Fritz glaubte, Vater und Oheim würden sich zur Ruhe begeben; aber die Angelegenheit war ihnen zu wichtig, und darum beschlossen sie, seine Rückkehr abzuwarten.

Es verging wohl über eine Stunde, bis er wiederkam.

»Nun, ists geglückt?« fragten beide wie aus einem Mund.

»Oh, ganz gut!« berichtete er. »Nur der Rock machte mir zu schaffen. Ich bin kein Schneider und verstehe nicht viel vom Nähen.«

Er gab noch eine kurze Schilderung vom Verlauf seines Unternehmens, dann setzte wieder der drängende Eifer des Rentners ein, der schmunzelnd und händereibend in der Hinterstube auf und ab ging.

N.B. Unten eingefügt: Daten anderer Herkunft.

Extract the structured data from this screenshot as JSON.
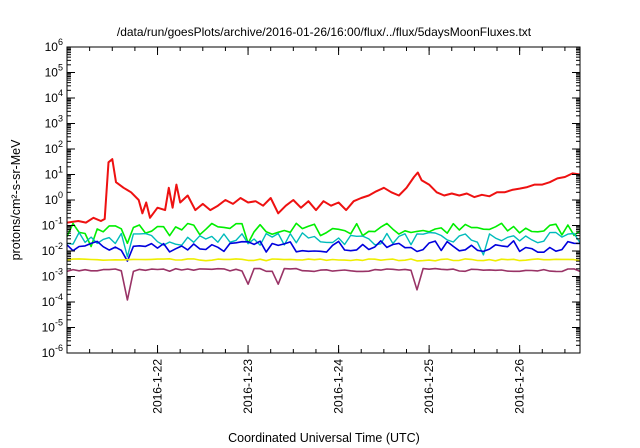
{
  "chart_data": {
    "type": "line",
    "title": "/data/run/goesPlots/archive/2016-01-26/16:00/flux/../flux/5daysMoonFluxes.txt",
    "xlabel": "Coordinated Universal Time (UTC)",
    "ylabel": "protons/cm²-s-sr-MeV",
    "yscale": "log",
    "ylim_exponents": [
      -6,
      6
    ],
    "xlim": [
      "2016-01-21T00:00",
      "2016-01-26T16:00"
    ],
    "x_ticks": [
      "2016-1-22",
      "2016-1-23",
      "2016-1-24",
      "2016-1-25",
      "2016-1-26"
    ],
    "grid": false,
    "legend": "none",
    "series": [
      {
        "color": "#ee1111",
        "width": 2,
        "points": [
          [
            "2016-01-21T00:00",
            0.13
          ],
          [
            "2016-01-21T03:00",
            0.15
          ],
          [
            "2016-01-21T05:00",
            0.13
          ],
          [
            "2016-01-21T07:00",
            0.2
          ],
          [
            "2016-01-21T09:00",
            0.15
          ],
          [
            "2016-01-21T10:00",
            0.18
          ],
          [
            "2016-01-21T11:00",
            30
          ],
          [
            "2016-01-21T12:00",
            40
          ],
          [
            "2016-01-21T13:00",
            5
          ],
          [
            "2016-01-21T15:00",
            3
          ],
          [
            "2016-01-21T17:00",
            2
          ],
          [
            "2016-01-21T19:00",
            1
          ],
          [
            "2016-01-21T20:00",
            0.3
          ],
          [
            "2016-01-21T21:00",
            0.8
          ],
          [
            "2016-01-21T22:00",
            0.2
          ],
          [
            "2016-01-22T00:00",
            0.5
          ],
          [
            "2016-01-22T02:00",
            0.4
          ],
          [
            "2016-01-22T03:00",
            3
          ],
          [
            "2016-01-22T04:00",
            0.5
          ],
          [
            "2016-01-22T05:00",
            4
          ],
          [
            "2016-01-22T06:00",
            0.8
          ],
          [
            "2016-01-22T08:00",
            1.5
          ],
          [
            "2016-01-22T10:00",
            0.4
          ],
          [
            "2016-01-22T12:00",
            0.7
          ],
          [
            "2016-01-22T14:00",
            0.4
          ],
          [
            "2016-01-22T16:00",
            0.6
          ],
          [
            "2016-01-22T18:00",
            1.0
          ],
          [
            "2016-01-22T20:00",
            0.7
          ],
          [
            "2016-01-22T22:00",
            1.2
          ],
          [
            "2016-01-23T00:00",
            0.8
          ],
          [
            "2016-01-23T02:00",
            0.9
          ],
          [
            "2016-01-23T04:00",
            0.6
          ],
          [
            "2016-01-23T06:00",
            1.2
          ],
          [
            "2016-01-23T08:00",
            0.3
          ],
          [
            "2016-01-23T10:00",
            0.6
          ],
          [
            "2016-01-23T12:00",
            1.0
          ],
          [
            "2016-01-23T14:00",
            0.5
          ],
          [
            "2016-01-23T16:00",
            0.9
          ],
          [
            "2016-01-23T18:00",
            0.4
          ],
          [
            "2016-01-23T20:00",
            0.9
          ],
          [
            "2016-01-23T22:00",
            0.6
          ],
          [
            "2016-01-24T00:00",
            0.8
          ],
          [
            "2016-01-24T02:00",
            0.4
          ],
          [
            "2016-01-24T04:00",
            0.9
          ],
          [
            "2016-01-24T06:00",
            1.2
          ],
          [
            "2016-01-24T08:00",
            1.5
          ],
          [
            "2016-01-24T10:00",
            2.2
          ],
          [
            "2016-01-24T12:00",
            3.0
          ],
          [
            "2016-01-24T14:00",
            2.0
          ],
          [
            "2016-01-24T16:00",
            1.5
          ],
          [
            "2016-01-24T18:00",
            3.0
          ],
          [
            "2016-01-24T20:00",
            8
          ],
          [
            "2016-01-24T21:00",
            12
          ],
          [
            "2016-01-24T22:00",
            6
          ],
          [
            "2016-01-25T00:00",
            4
          ],
          [
            "2016-01-25T02:00",
            2
          ],
          [
            "2016-01-25T04:00",
            1.5
          ],
          [
            "2016-01-25T06:00",
            1.8
          ],
          [
            "2016-01-25T08:00",
            1.5
          ],
          [
            "2016-01-25T10:00",
            1.8
          ],
          [
            "2016-01-25T12:00",
            1.3
          ],
          [
            "2016-01-25T14:00",
            1.6
          ],
          [
            "2016-01-25T16:00",
            1.4
          ],
          [
            "2016-01-25T18:00",
            2.0
          ],
          [
            "2016-01-25T20:00",
            2.0
          ],
          [
            "2016-01-25T22:00",
            2.5
          ],
          [
            "2016-01-26T00:00",
            2.8
          ],
          [
            "2016-01-26T02:00",
            3.2
          ],
          [
            "2016-01-26T04:00",
            4
          ],
          [
            "2016-01-26T06:00",
            4
          ],
          [
            "2016-01-26T08:00",
            5
          ],
          [
            "2016-01-26T10:00",
            7
          ],
          [
            "2016-01-26T12:00",
            8
          ],
          [
            "2016-01-26T14:00",
            11
          ],
          [
            "2016-01-26T16:00",
            10
          ]
        ]
      },
      {
        "color": "#00ee00",
        "width": 1.6,
        "level": 0.07,
        "noise": 0.55,
        "dips": [
          [
            "2016-01-21T06:00",
            0.015
          ],
          [
            "2016-01-21T16:00",
            0.02
          ],
          [
            "2016-01-23T00:00",
            0.02
          ],
          [
            "2016-01-24T20:00",
            0.012
          ],
          [
            "2016-01-25T12:00",
            0.02
          ]
        ]
      },
      {
        "color": "#00bbbb",
        "width": 1.4,
        "level": 0.03,
        "noise": 0.5,
        "dips": [
          [
            "2016-01-21T16:00",
            0.006
          ],
          [
            "2016-01-24T20:00",
            0.005
          ],
          [
            "2016-01-25T14:00",
            0.007
          ]
        ]
      },
      {
        "color": "#0000dd",
        "width": 1.6,
        "level": 0.015,
        "noise": 0.45,
        "dips": [
          [
            "2016-01-21T16:00",
            0.004
          ],
          [
            "2016-01-24T20:00",
            0.003
          ]
        ]
      },
      {
        "color": "#eeee00",
        "width": 1.6,
        "level": 0.0045,
        "noise": 0.08,
        "dips": []
      },
      {
        "color": "#993366",
        "width": 1.6,
        "level": 0.0018,
        "noise": 0.12,
        "dips": [
          [
            "2016-01-21T16:00",
            0.00012
          ],
          [
            "2016-01-23T00:00",
            0.0005
          ],
          [
            "2016-01-23T08:00",
            0.0005
          ],
          [
            "2016-01-24T20:00",
            0.0003
          ],
          [
            "2016-01-24T21:00",
            0.0003
          ]
        ]
      }
    ]
  }
}
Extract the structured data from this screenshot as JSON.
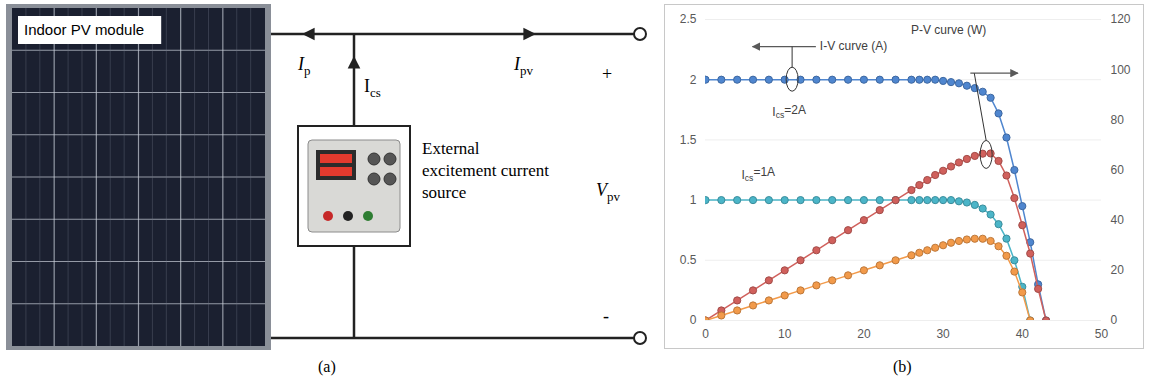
{
  "diagram": {
    "caption": "(a)",
    "module_label": "Indoor PV module",
    "source_label": "External excitement current source",
    "currents": [
      {
        "text": "I",
        "sub": "p"
      },
      {
        "text": "I",
        "sub": "cs"
      },
      {
        "text": "I",
        "sub": "pv"
      }
    ],
    "voltage": {
      "text": "V",
      "sub": "pv"
    },
    "terminals": [
      "+",
      "-"
    ]
  },
  "chart_data": {
    "type": "line",
    "caption": "(b)",
    "x": [
      0,
      2,
      4,
      6,
      8,
      10,
      12,
      14,
      16,
      18,
      20,
      22,
      24,
      26,
      27,
      28,
      29,
      30,
      31,
      32,
      33,
      34,
      35,
      36,
      37,
      38,
      39,
      40,
      41,
      42,
      43
    ],
    "xlim": [
      0,
      50
    ],
    "xticks": [
      0,
      10,
      20,
      30,
      40,
      50
    ],
    "ylim": [
      0,
      2.5
    ],
    "yticks": [
      0,
      0.5,
      1,
      1.5,
      2,
      2.5
    ],
    "y2lim": [
      0,
      120
    ],
    "y2ticks": [
      0,
      20,
      40,
      60,
      80,
      100,
      120
    ],
    "grid": true,
    "series": [
      {
        "color": "#4f86cf",
        "marker": "circle",
        "values": [
          2,
          2,
          2,
          2,
          2,
          2,
          2,
          2,
          2,
          2,
          2,
          2,
          2,
          2,
          2,
          2,
          2,
          1.99,
          1.98,
          1.97,
          1.95,
          1.93,
          1.9,
          1.85,
          1.72,
          1.52,
          1.25,
          0.95,
          0.65,
          0.3,
          0
        ]
      },
      {
        "color": "#d0605c",
        "marker": "circle",
        "axis": "y2",
        "values": [
          0,
          4,
          8,
          12,
          16,
          20,
          24,
          28,
          32,
          36,
          40,
          44,
          48,
          52,
          54,
          56,
          58,
          59.7,
          61.4,
          63,
          64.4,
          65.6,
          66.5,
          66.6,
          63.6,
          57.8,
          48.8,
          38,
          26.7,
          12.6,
          0
        ]
      },
      {
        "color": "#4bb5c8",
        "marker": "circle",
        "values": [
          1,
          1,
          1,
          1,
          1,
          1,
          1,
          1,
          1,
          1,
          1,
          1,
          1,
          1,
          1,
          1,
          1,
          1,
          1,
          0.99,
          0.98,
          0.96,
          0.93,
          0.88,
          0.8,
          0.68,
          0.5,
          0.28,
          0,
          null,
          null
        ]
      },
      {
        "color": "#f29a4a",
        "marker": "circle",
        "axis": "y2",
        "values": [
          0,
          2,
          4,
          6,
          8,
          10,
          12,
          14,
          16,
          18,
          20,
          22,
          24,
          26,
          27,
          28,
          29,
          30,
          31,
          31.7,
          32.3,
          32.6,
          32.6,
          31.7,
          29.6,
          25.8,
          19.5,
          11.2,
          0,
          null,
          null
        ]
      }
    ],
    "annotations": [
      {
        "text": "I-V curve (A)"
      },
      {
        "text": "P-V curve (W)"
      },
      {
        "text": "I",
        "sub": "cs",
        "after": "=2A"
      },
      {
        "text": "I",
        "sub": "cs",
        "after": "=1A"
      }
    ]
  }
}
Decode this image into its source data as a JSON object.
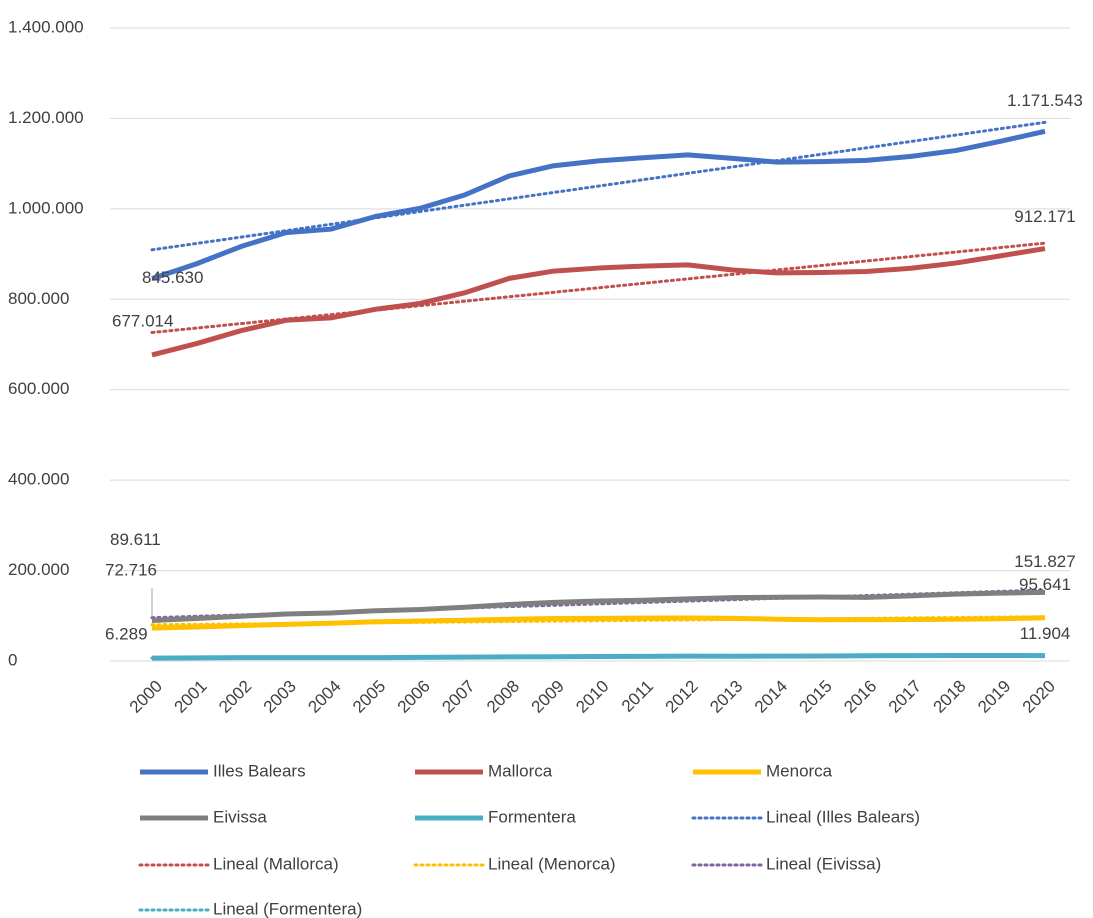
{
  "chart_data": {
    "type": "line",
    "categories": [
      "2000",
      "2001",
      "2002",
      "2003",
      "2004",
      "2005",
      "2006",
      "2007",
      "2008",
      "2009",
      "2010",
      "2011",
      "2012",
      "2013",
      "2014",
      "2015",
      "2016",
      "2017",
      "2018",
      "2019",
      "2020"
    ],
    "ylim": [
      0,
      1400000
    ],
    "yticks": [
      0,
      {
        "value": 200000,
        "label": "200.000"
      },
      {
        "value": 400000,
        "label": "400.000"
      },
      {
        "value": 600000,
        "label": "600.000"
      },
      {
        "value": 800000,
        "label": "800.000"
      },
      {
        "value": 1000000,
        "label": "1.000.000"
      },
      {
        "value": 1200000,
        "label": "1.200.000"
      },
      {
        "value": 1400000,
        "label": "1.400.000"
      }
    ],
    "grid": true,
    "legend": "bottom",
    "series": [
      {
        "name": "Illes Balears",
        "color": "#4472c4",
        "values": [
          845630,
          878627,
          916968,
          947361,
          955045,
          983131,
          1001062,
          1030650,
          1072844,
          1095426,
          1106049,
          1113114,
          1119439,
          1111674,
          1103442,
          1104479,
          1107220,
          1115999,
          1128908,
          1149460,
          1171543
        ],
        "value_labels": [
          "845.630",
          null,
          null,
          null,
          null,
          null,
          null,
          null,
          null,
          null,
          null,
          null,
          null,
          null,
          null,
          null,
          null,
          null,
          null,
          null,
          "1.171.543"
        ],
        "trendline": {
          "type": "linear",
          "name": "Lineal (Illes Balears)",
          "color": "#4472c4"
        }
      },
      {
        "name": "Mallorca",
        "color": "#c0504d",
        "values": [
          677014,
          702122,
          730778,
          753584,
          758822,
          777821,
          790763,
          814275,
          846210,
          862397,
          869067,
          873414,
          876147,
          864763,
          858313,
          859289,
          861430,
          868693,
          880113,
          896038,
          912171
        ],
        "value_labels": [
          "677.014",
          null,
          null,
          null,
          null,
          null,
          null,
          null,
          null,
          null,
          null,
          null,
          null,
          null,
          null,
          null,
          null,
          null,
          null,
          null,
          "912.171"
        ],
        "trendline": {
          "type": "linear",
          "name": "Lineal (Mallorca)",
          "color": "#c0504d"
        }
      },
      {
        "name": "Menorca",
        "color": "#ffc000",
        "values": [
          72716,
          75296,
          78336,
          81067,
          83505,
          86697,
          88434,
          90235,
          92434,
          93915,
          94383,
          94875,
          95178,
          94383,
          92434,
          91170,
          91601,
          91682,
          92434,
          93397,
          95641
        ],
        "value_labels": [
          "72.716",
          null,
          null,
          null,
          null,
          null,
          null,
          null,
          null,
          null,
          null,
          null,
          null,
          null,
          null,
          null,
          null,
          null,
          null,
          null,
          "95.641"
        ],
        "trendline": {
          "type": "linear",
          "name": "Lineal (Menorca)",
          "color": "#ffc000"
        }
      },
      {
        "name": "Eivissa",
        "color": "#7f7f7f",
        "values": [
          89611,
          94050,
          99000,
          104000,
          106220,
          111107,
          113908,
          119000,
          125053,
          129562,
          132637,
          134460,
          137357,
          140271,
          140964,
          141627,
          140800,
          144000,
          147914,
          150000,
          151827
        ],
        "value_labels": [
          "89.611",
          null,
          null,
          null,
          null,
          null,
          null,
          null,
          null,
          null,
          null,
          null,
          null,
          null,
          null,
          null,
          null,
          null,
          null,
          null,
          "151.827"
        ],
        "trendline": {
          "type": "linear",
          "name": "Lineal (Eivissa)",
          "color": "#8064a2"
        }
      },
      {
        "name": "Formentera",
        "color": "#4bacc6",
        "values": [
          6289,
          6800,
          7500,
          7600,
          7400,
          7500,
          7900,
          8500,
          9100,
          9500,
          9900,
          10300,
          10700,
          10600,
          10800,
          11100,
          11700,
          11900,
          12100,
          12200,
          11904
        ],
        "value_labels": [
          "6.289",
          null,
          null,
          null,
          null,
          null,
          null,
          null,
          null,
          null,
          null,
          null,
          null,
          null,
          null,
          null,
          null,
          null,
          null,
          null,
          "11.904"
        ],
        "trendline": {
          "type": "linear",
          "name": "Lineal (Formentera)",
          "color": "#4bacc6"
        }
      }
    ]
  }
}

»Das wäre also besorgt. Nun kommt die andre Frage: Wie bringen wir den Burschen über die Grenze? Hat er nicht Verwandte drüben?«

»Ja. Warum fragst du?«

»Man müßte einen Brief an ihn schreiben, worin er von diesen Verwandten eingeladen wird, hinüberzukommen.«

»Das ist zu umständlich. Der Brief müßte doch von der Post gebracht werden; wir wären also gezwungen, vorher über die Grenze zu gehn, um ihn drüben aufzugeben. Das kostete uns drei Tage.«

»Und Briefschreiben ist immer gefährlich«, erklärte der Vater. »Wer kann die Handschrift so verstellen, daß man ihr nichts anzumerken vermag?«

»Ich!« sagte der Rentner stolz.

»Täusche dich nicht! Es gibt vereidigte Sachverständige, die auch dir hinter die Schliche kämen. Außerdem: woher einen Verwandtenbrief Hausers kriegen, dessen Schrift du nachmachen könntest?«

»Gut! So sendet dem Burschen einen Boten, der angeblich von Hausers Verwandten kommt!«

»Auch das ist zu gefährlich. Wir haben da drüben niemand, auf den man sich unbedingt verlassen kann.«

Der Rentner stieß ein kurzes, überlegnes Lachen aus.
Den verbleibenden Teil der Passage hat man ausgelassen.